As it is now he thinks the whole ubuntu debacle I put him through was a waste of time.
Megatog615
August 17th, 2007, 08:01 PM
I believe this is actually a bug, and has been around for a while(ever since Ubuntu got the ability to automount things like this).
In fact just yesterday I had to mount my usb drive with sudo just to get it to work. Weird thing is, it's totally random whether or not I have to use sudo.
aamukahvi
August 18th, 2007, 02:47 AM
I never had any problems with this... Works always.
During edgy dev there was a problem not being able to unmount usb drives but other than that everything has worked great.
u-slayer
August 18th, 2007, 01:03 PM
+1
There should be an easy way to mount drives so that the user (me) can access them. Every time I mount a drive from the command line, I end up having to run gksudo nautilus just so I can edit my on file:( It's a pain.
ironfistchamp
August 30th, 2007, 08:20 AM
Yeah I +1 this as well. Def needs sorting
KaeseEs
August 30th, 2007, 06:20 PM
I *believe* the problem is that your USB drive is being auto-mounted with either messed-up ownership or messed-up privileges. This may be a result of it using the FAT32 filesystem (difficult to fix unless you reformat it to a nice unix filesystem), or it may be a problem with the automount system in GNOME (upstream can fix w/o too much trouble), or it may just be a config issue.
Lord Illidan
August 30th, 2007, 06:24 PM
I *believe* the problem is that your USB drive is being auto-mounted with either messed-up ownership or messed-up privileges. This may be a result of it using the FAT32 filesystem (difficult to fix unless you reformat it to a nice unix filesystem), or it may be a problem with the automount system in GNOME (upstream can fix w/o too much trouble), or it may just be a config issue.

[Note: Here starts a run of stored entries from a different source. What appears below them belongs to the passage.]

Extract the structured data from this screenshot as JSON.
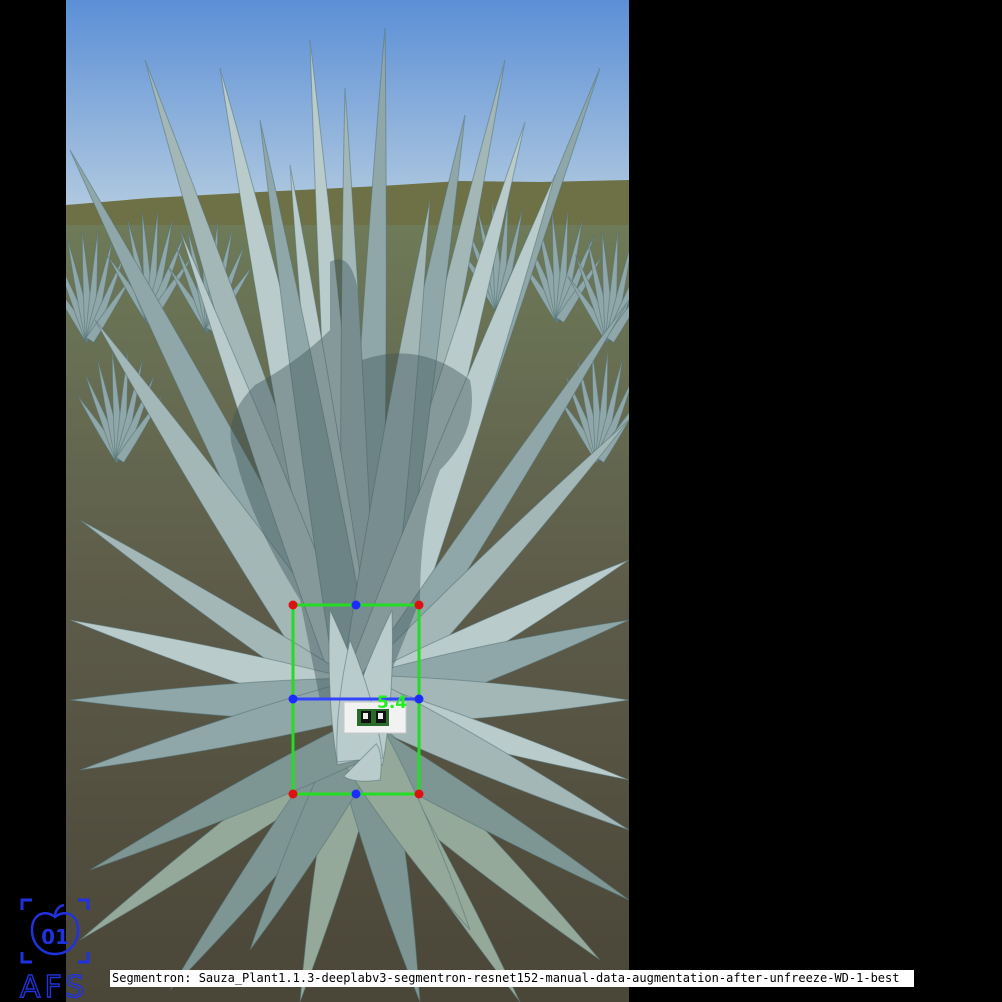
{
  "photo": {
    "subject": "blue agave plant in a field",
    "colors": {
      "sky_top": "#5b8fd6",
      "sky_bottom": "#a9c6e0",
      "hills": "#6e7045",
      "field": "#6d6a52",
      "leaf": "#8fa7a8",
      "leaf_light": "#b9cbcb",
      "leaf_dark": "#4f6d71",
      "shadow": "#3f5459"
    }
  },
  "annotation": {
    "box_color": "#22dd22",
    "corner_color": "#dd1111",
    "midpoint_color": "#1c2cff",
    "midline_color": "#3344ff",
    "label": "5.4",
    "label_color": "#22ee22"
  },
  "logo": {
    "badge": "01",
    "text": "AFS",
    "color": "#2032e0"
  },
  "caption": "Segmentron: Sauza_Plant1.1.3-deeplabv3-segmentron-resnet152-manual-data-augmentation-after-unfreeze-WD-1-best"
}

Dunno, I can automount very well with a freecom HDD, fat32 formatted. The problem is that if I switchuser, I can't even see it as another user.
Wolki
August 30th, 2007, 11:06 PM
Every time I mount a drive from the command line, I end up having to run gksudo nautilus just so I can edit my on file:( It's a pain.
Are you using mount or pmount when mounting on the command line? Last one should allow you to access as user, and does not need sudo powers.